En France, cette vision semble également très partagée, à en croire les experts que nous avions interrogés sur la question : "Il faut fabriquer non pas des « alphabétisés du numérique », mais des « lettrés du numérique », nous expliquait ainsi Bernard Stiegler : "des gens qui sauront déléguer à la machine des activités d'écriture." Karine Dognin-Sauze, la Vice-Présidente du Grand Lyon en charge de l'innovation et des nouvelles technologies, ne nous disait pas autre chose :

« Il s’agit de donner par l’éducation, la culture, les repères essentiels et nécessaires pour ‘décoder’ et naviguer dans ce foisonnement d’information, d’interconnexion massif et ouvert mais aussi de permettre un accès plus large et aisé à ces outils par la maitrise de ces différents langages, dont le code fait partie »
 



L'importance de l'accompagnement

Ce sont finalement les moyens pour appliquer cette réforme et la capacité du corps enseignant à la mettre rapidement en oeuvre qui auront le plus fait débat outre-manche. Pour aider les 176 000 professeurs des écoles et de lycées britanniques à sensibiliser leurs élèves, la question du matériel éducatif est en effet l'une des clés du succès selon Michel Van der Bel, vice-président de Microsoft UK qui s'est associé à un éditeur scolaire pour mettre des manuels à leur disposition :

« Je suis certain qu’avec l’association des fonds, des outils et des activités, les professeurs pourront être opérationnels à l’approche du mois de septembre prochain ».

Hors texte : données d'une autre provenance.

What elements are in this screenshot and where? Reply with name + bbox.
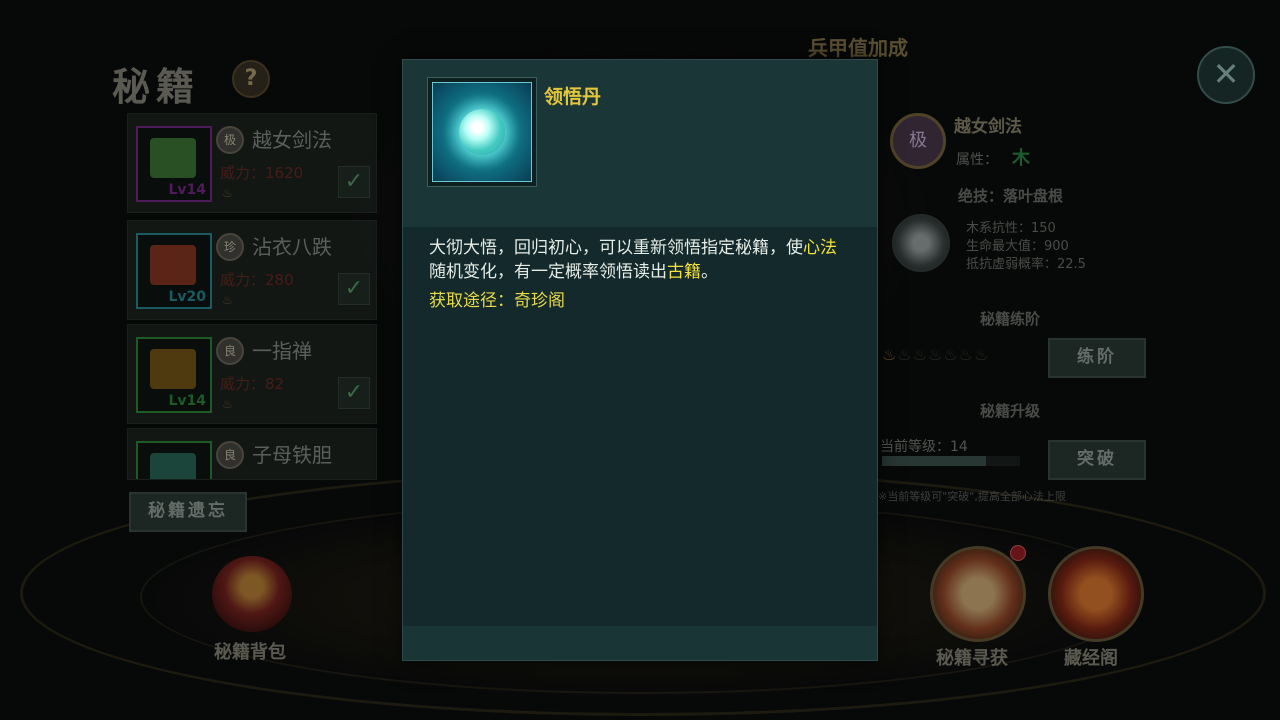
popup-footer — [403, 626, 877, 660]
description-text: 随机变化，有一定概率领悟读出 — [429, 262, 667, 282]
description-text: 大彻大悟，回归初心，可以重新领悟指定秘籍，使 — [429, 238, 803, 258]
item-tooltip-popup: 领悟丹 大彻大悟，回归初心，可以重新领悟指定秘籍，使心法随机变化，有一定概率领悟… — [402, 59, 878, 661]
item-source: 获取途径：奇珍阁 — [429, 291, 565, 311]
pill-icon — [432, 82, 532, 182]
highlight-text: 心法 — [803, 238, 837, 258]
highlight-text: 古籍 — [667, 262, 701, 282]
item-description: 大彻大悟，回归初心，可以重新领悟指定秘籍，使心法随机变化，有一定概率领悟读出古籍… — [429, 236, 853, 284]
item-name: 领悟丹 — [544, 86, 602, 108]
orb-glow — [459, 109, 505, 155]
item-frame — [427, 77, 537, 187]
description-text: 。 — [701, 262, 718, 282]
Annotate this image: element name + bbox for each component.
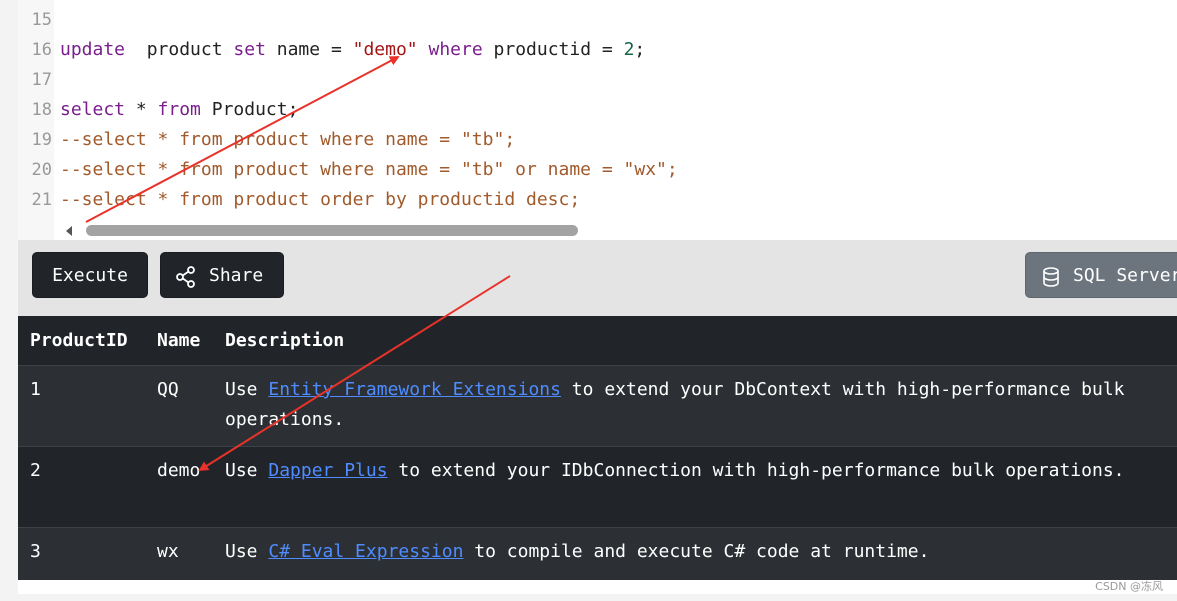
code-text: --select * from product where name = "tb… bbox=[60, 159, 678, 180]
code-line[interactable]: 21 --select * from product order by produ… bbox=[18, 185, 1177, 215]
table-row: 1 QQ Use Entity Framework Extensions to … bbox=[18, 366, 1177, 447]
share-label: Share bbox=[209, 265, 264, 286]
description-text: to extend your IDbConnection with high-p… bbox=[387, 460, 1125, 481]
sql-playground: 15 16 update product set name = "demo" whe… bbox=[18, 0, 1177, 594]
code-text: update product set name = "demo" where p… bbox=[60, 39, 645, 60]
cell-name: wx bbox=[157, 541, 179, 562]
column-header-name: Name bbox=[157, 330, 201, 351]
table-row: 2 demo Use Dapper Plus to extend your ID… bbox=[18, 447, 1177, 528]
code-line[interactable]: 19 --select * from product where name = "… bbox=[18, 125, 1177, 155]
code-token: --select * from product where name = "tb… bbox=[60, 159, 678, 180]
cell-name: QQ bbox=[157, 379, 179, 400]
code-token: ; bbox=[634, 39, 646, 60]
scrollbar-thumb[interactable] bbox=[86, 225, 578, 236]
share-icon bbox=[176, 266, 195, 288]
line-number: 17 bbox=[31, 70, 52, 90]
execute-button[interactable]: Execute bbox=[32, 252, 148, 298]
cell-description: Use Dapper Plus to extend your IDbConnec… bbox=[225, 456, 1175, 486]
line-number: 15 bbox=[31, 10, 52, 30]
description-text: Use bbox=[225, 379, 269, 400]
line-number: 16 bbox=[31, 40, 52, 60]
code-token: productid = bbox=[482, 39, 624, 60]
code-token: Product; bbox=[200, 99, 299, 120]
entity-framework-extensions-link[interactable]: Entity Framework Extensions bbox=[268, 379, 561, 400]
database-icon bbox=[1043, 267, 1059, 287]
scroll-left-arrow-icon[interactable] bbox=[66, 226, 72, 236]
code-token: where bbox=[428, 39, 483, 60]
code-text: select * from Product; bbox=[60, 99, 298, 120]
code-token: name = bbox=[265, 39, 353, 60]
code-token: from bbox=[157, 99, 201, 120]
description-text: to compile and execute C# code at runtim… bbox=[463, 541, 930, 562]
line-number: 21 bbox=[31, 190, 52, 210]
column-header-productid: ProductID bbox=[30, 330, 128, 351]
line-number: 19 bbox=[31, 130, 52, 150]
sql-editor[interactable]: 15 16 update product set name = "demo" whe… bbox=[18, 0, 1177, 240]
code-token: * bbox=[125, 99, 158, 120]
share-button[interactable]: Share bbox=[160, 252, 284, 298]
column-header-description: Description bbox=[225, 330, 345, 351]
line-number: 18 bbox=[31, 100, 52, 120]
code-line[interactable]: 20 --select * from product where name = "… bbox=[18, 155, 1177, 185]
cell-name: demo bbox=[157, 460, 201, 481]
dapper-plus-link[interactable]: Dapper Plus bbox=[268, 460, 387, 481]
results-table: ProductID Name Description 1 QQ Use Enti… bbox=[18, 316, 1177, 580]
cell-productid: 3 bbox=[30, 541, 41, 562]
cell-description: Use Entity Framework Extensions to exten… bbox=[225, 375, 1175, 435]
watermark: CSDN @冻风 bbox=[1095, 580, 1163, 593]
cell-description: Use C# Eval Expression to compile and ex… bbox=[225, 537, 1175, 567]
code-token: --select * from product order by product… bbox=[60, 189, 581, 210]
code-token: --select * from product where name = "tb… bbox=[60, 129, 516, 150]
line-number: 20 bbox=[31, 160, 52, 180]
code-line[interactable]: 17 bbox=[18, 65, 1177, 95]
horizontal-scrollbar[interactable] bbox=[62, 224, 1177, 238]
cell-productid: 1 bbox=[30, 379, 41, 400]
database-selector-button[interactable]: SQL Server bbox=[1025, 252, 1177, 298]
code-text: --select * from product where name = "tb… bbox=[60, 129, 515, 150]
code-token: "demo" bbox=[352, 39, 418, 60]
code-line[interactable]: 16 update product set name = "demo" where… bbox=[18, 35, 1177, 65]
code-token: set bbox=[233, 39, 266, 60]
description-text: Use bbox=[225, 460, 269, 481]
table-header: ProductID Name Description bbox=[18, 316, 1177, 366]
cell-productid: 2 bbox=[30, 460, 41, 481]
table-row: 3 wx Use C# Eval Expression to compile a… bbox=[18, 528, 1177, 580]
code-token: product bbox=[125, 39, 234, 60]
code-token: update bbox=[60, 39, 126, 60]
toolbar: Execute Share SQL Server bbox=[18, 240, 1177, 316]
database-label: SQL Server bbox=[1073, 265, 1177, 286]
code-token: 2 bbox=[623, 39, 635, 60]
csharp-eval-expression-link[interactable]: C# Eval Expression bbox=[268, 541, 463, 562]
code-text: --select * from product order by product… bbox=[60, 189, 580, 210]
description-text: Use bbox=[225, 541, 269, 562]
code-line[interactable]: 15 bbox=[18, 5, 1177, 35]
code-line[interactable]: 18 select * from Product; bbox=[18, 95, 1177, 125]
code-token: select bbox=[60, 99, 126, 120]
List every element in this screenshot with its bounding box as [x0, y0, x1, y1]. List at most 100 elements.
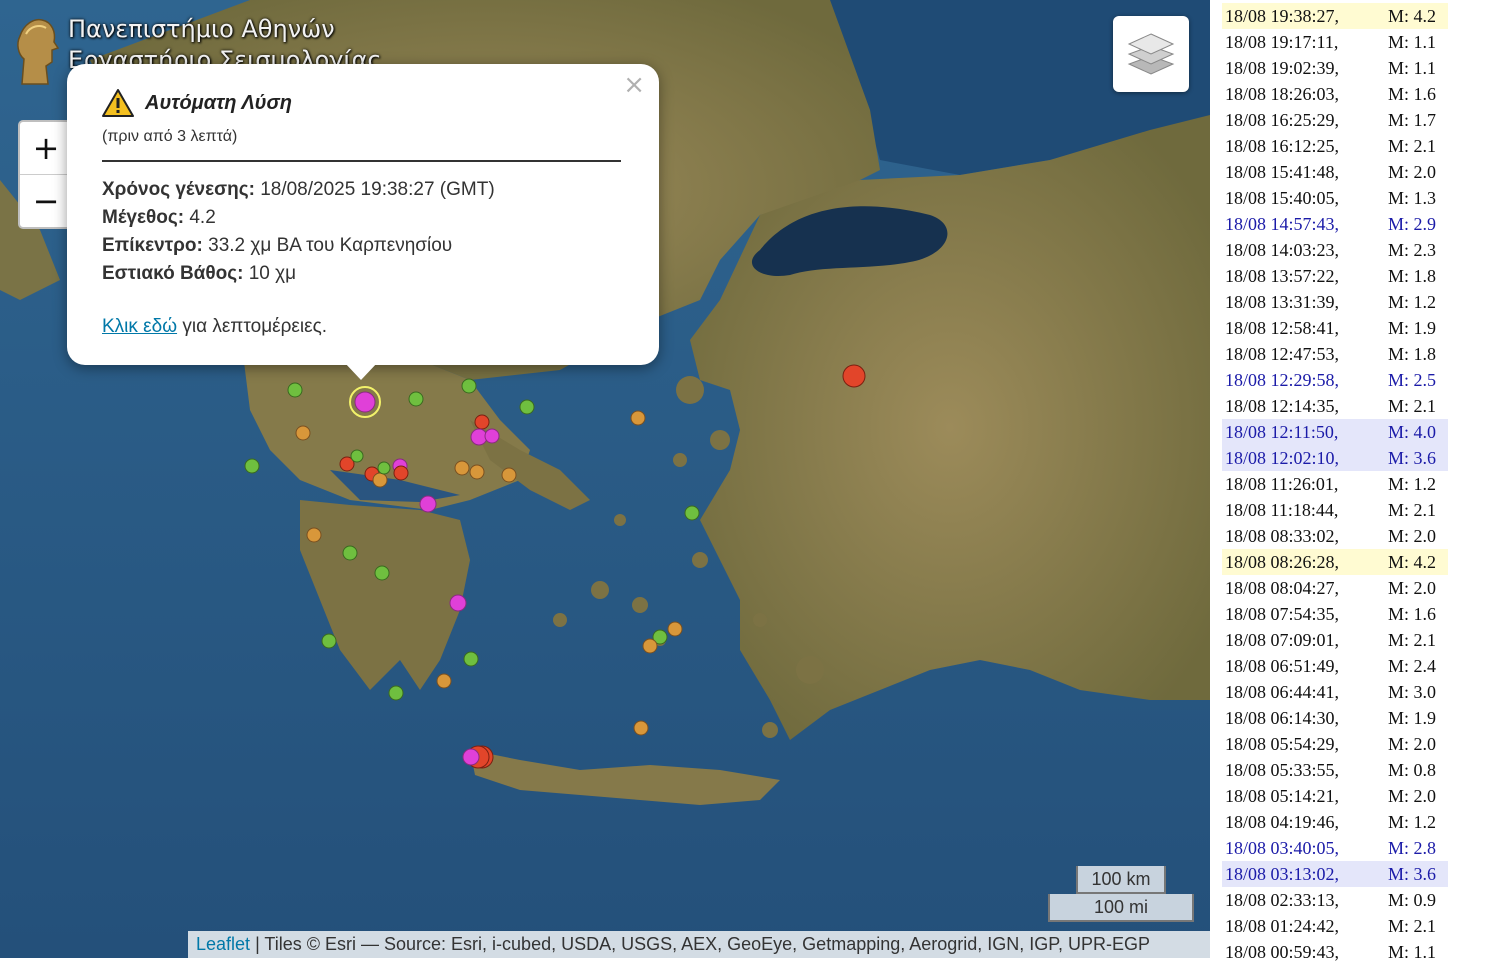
quake-marker[interactable]: [436, 673, 452, 689]
event-list-item[interactable]: 18/08 03:40:05, M: 2.8: [1222, 835, 1448, 861]
event-time: 18/08 12:58:41,: [1225, 318, 1340, 338]
event-list-item[interactable]: 18/08 14:03:23, M: 2.3: [1222, 237, 1448, 263]
quake-marker[interactable]: [462, 748, 480, 766]
quake-marker[interactable]: [419, 495, 437, 513]
event-list-item[interactable]: 18/08 08:26:28, M: 4.2: [1222, 549, 1448, 575]
quake-marker[interactable]: [295, 425, 311, 441]
event-list-item[interactable]: 18/08 12:29:58, M: 2.5: [1222, 367, 1448, 393]
event-magnitude: M: 1.1: [1388, 32, 1437, 52]
quake-marker[interactable]: [287, 382, 303, 398]
quake-marker[interactable]: [393, 465, 409, 481]
quake-marker[interactable]: [630, 410, 646, 426]
event-list-item[interactable]: 18/08 16:25:29, M: 1.7: [1222, 107, 1448, 133]
event-list-item[interactable]: 18/08 19:17:11, M: 1.1: [1222, 29, 1448, 55]
event-magnitude: M: 1.6: [1388, 604, 1437, 624]
detail-epicenter: Επίκεντρο: 33.2 χμ ΒΑ του Καρπενησίου: [102, 235, 453, 256]
event-list-item[interactable]: 18/08 08:33:02, M: 2.0: [1222, 523, 1448, 549]
zoom-out-button[interactable]: −: [20, 174, 72, 227]
event-list-item[interactable]: 18/08 07:09:01, M: 2.1: [1222, 627, 1448, 653]
event-list-item[interactable]: 18/08 05:14:21, M: 2.0: [1222, 783, 1448, 809]
event-list-item[interactable]: 18/08 16:12:25, M: 2.1: [1222, 133, 1448, 159]
event-list-item[interactable]: 18/08 12:47:53, M: 1.8: [1222, 341, 1448, 367]
popup-title: Αυτόματη Λύση: [145, 91, 292, 114]
quake-marker[interactable]: [372, 472, 388, 488]
event-list-item[interactable]: 18/08 00:59:43, M: 1.1: [1222, 939, 1448, 965]
event-list-item[interactable]: 18/08 18:26:03, M: 1.6: [1222, 81, 1448, 107]
layers-icon: [1127, 33, 1175, 75]
map[interactable]: Πανεπιστήμιο Αθηνών Εργαστήριο Σεισμολογ…: [0, 0, 1210, 958]
event-time: 18/08 14:57:43,: [1225, 214, 1340, 234]
event-time: 18/08 05:14:21,: [1225, 786, 1340, 806]
quake-marker[interactable]: [469, 464, 485, 480]
quake-marker[interactable]: [474, 414, 490, 430]
event-list-item[interactable]: 18/08 15:40:05, M: 1.3: [1222, 185, 1448, 211]
quake-marker[interactable]: [321, 633, 337, 649]
event-time: 18/08 12:14:35,: [1225, 396, 1340, 416]
quake-marker[interactable]: [354, 391, 376, 413]
event-list-item[interactable]: 18/08 03:13:02, M: 3.6: [1222, 861, 1448, 887]
event-time: 18/08 15:41:48,: [1225, 162, 1340, 182]
popup-tip: [344, 362, 378, 380]
event-list-item[interactable]: 18/08 06:51:49, M: 2.4: [1222, 653, 1448, 679]
event-list-item[interactable]: 18/08 13:57:22, M: 1.8: [1222, 263, 1448, 289]
quake-marker[interactable]: [461, 378, 477, 394]
quake-marker[interactable]: [388, 685, 404, 701]
leaflet-link[interactable]: Leaflet: [196, 934, 250, 954]
quake-marker[interactable]: [842, 364, 866, 388]
event-list-item[interactable]: 18/08 19:02:39, M: 1.1: [1222, 55, 1448, 81]
quake-marker[interactable]: [633, 720, 649, 736]
quake-marker[interactable]: [519, 399, 535, 415]
event-magnitude: M: 4.2: [1388, 6, 1437, 26]
event-time: 18/08 11:26:01,: [1225, 474, 1339, 494]
event-list-item[interactable]: 18/08 14:57:43, M: 2.9: [1222, 211, 1448, 237]
popup-close-button[interactable]: ×: [623, 70, 645, 100]
quake-marker[interactable]: [342, 545, 358, 561]
event-magnitude: M: 1.1: [1388, 58, 1437, 78]
popup-details: Χρόνος γένεσης: 18/08/2025 19:38:27 (GMT…: [102, 176, 495, 288]
event-list-item[interactable]: 18/08 12:11:50, M: 4.0: [1222, 419, 1448, 445]
quake-marker[interactable]: [244, 458, 260, 474]
event-list-item[interactable]: 18/08 08:04:27, M: 2.0: [1222, 575, 1448, 601]
event-list-item[interactable]: 18/08 01:24:42, M: 2.1: [1222, 913, 1448, 939]
quake-marker[interactable]: [374, 565, 390, 581]
layers-button[interactable]: [1113, 16, 1189, 92]
quake-marker[interactable]: [454, 460, 470, 476]
quake-marker[interactable]: [306, 527, 322, 543]
event-list-item[interactable]: 18/08 13:31:39, M: 1.2: [1222, 289, 1448, 315]
event-list-item[interactable]: 18/08 11:18:44, M: 2.1: [1222, 497, 1448, 523]
event-list-item[interactable]: 18/08 04:19:46, M: 1.2: [1222, 809, 1448, 835]
quake-marker[interactable]: [667, 621, 683, 637]
event-list-item[interactable]: 18/08 07:54:35, M: 1.6: [1222, 601, 1448, 627]
event-list-item[interactable]: 18/08 12:14:35, M: 2.1: [1222, 393, 1448, 419]
event-list-item[interactable]: 18/08 05:54:29, M: 2.0: [1222, 731, 1448, 757]
event-list-item[interactable]: 18/08 19:38:27, M: 4.2: [1222, 3, 1448, 29]
quake-marker[interactable]: [684, 505, 700, 521]
popup-divider: [102, 160, 621, 162]
quake-marker[interactable]: [350, 449, 364, 463]
tiles-attribution: | Tiles © Esri — Source: Esri, i-cubed, …: [255, 934, 1150, 954]
event-list-item[interactable]: 18/08 02:33:13, M: 0.9: [1222, 887, 1448, 913]
event-list-item[interactable]: 18/08 05:33:55, M: 0.8: [1222, 757, 1448, 783]
event-magnitude: M: 1.7: [1388, 110, 1437, 130]
event-list-item[interactable]: 18/08 06:44:41, M: 3.0: [1222, 679, 1448, 705]
event-list-item[interactable]: 18/08 12:58:41, M: 1.9: [1222, 315, 1448, 341]
details-link-suffix: για λεπτομέρειες.: [182, 316, 328, 337]
event-list-item[interactable]: 18/08 06:14:30, M: 1.9: [1222, 705, 1448, 731]
event-magnitude: M: 3.6: [1388, 448, 1437, 468]
detail-origin-time: Χρόνος γένεσης: 18/08/2025 19:38:27 (GMT…: [102, 179, 495, 200]
detail-depth: Εστιακό Βάθος: 10 χμ: [102, 263, 297, 284]
quake-marker[interactable]: [484, 428, 500, 444]
quake-marker[interactable]: [463, 651, 479, 667]
quake-marker[interactable]: [449, 594, 467, 612]
event-list-item[interactable]: 18/08 15:41:48, M: 2.0: [1222, 159, 1448, 185]
event-list-item[interactable]: 18/08 11:26:01, M: 1.2: [1222, 471, 1448, 497]
quake-marker[interactable]: [377, 461, 391, 475]
event-list-item[interactable]: 18/08 12:02:10, M: 3.6: [1222, 445, 1448, 471]
zoom-in-button[interactable]: +: [20, 122, 72, 174]
quake-marker[interactable]: [408, 391, 424, 407]
event-time: 18/08 16:12:25,: [1225, 136, 1340, 156]
quake-marker[interactable]: [642, 638, 658, 654]
quake-marker[interactable]: [501, 467, 517, 483]
event-magnitude: M: 1.2: [1388, 812, 1437, 832]
details-link[interactable]: Κλικ εδώ: [102, 316, 177, 337]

Au-delà de cette question centrale subsiste aussi l’un des points les plus philosophiques du débat : la diffusion d'une culture du numérique et du code peut-elle se passer de son volet technique et pratique ? Au regard de l’accueil mitigé de la campagne de sensibilisation, il semble que les Anglais attendent encore d'être convaincus par l’épreuve du terrain. Alors, la réforme éducative de septembre parviendra-t-elle à intégrer la culture numérique à la culture de tout un pays ? Rendez-vous en juin 2015 pour un premier bilan !

Elisa Braun le 04/04/2014
Elisa Braun
Elisa Braun le 04/04/2014

1 Comments


newsoftpclab

C'est marrant.Il voudrait une nation de codeur alors qu'ils sont pour le cloud, la tablette , les objets connectés...Contradiction totale!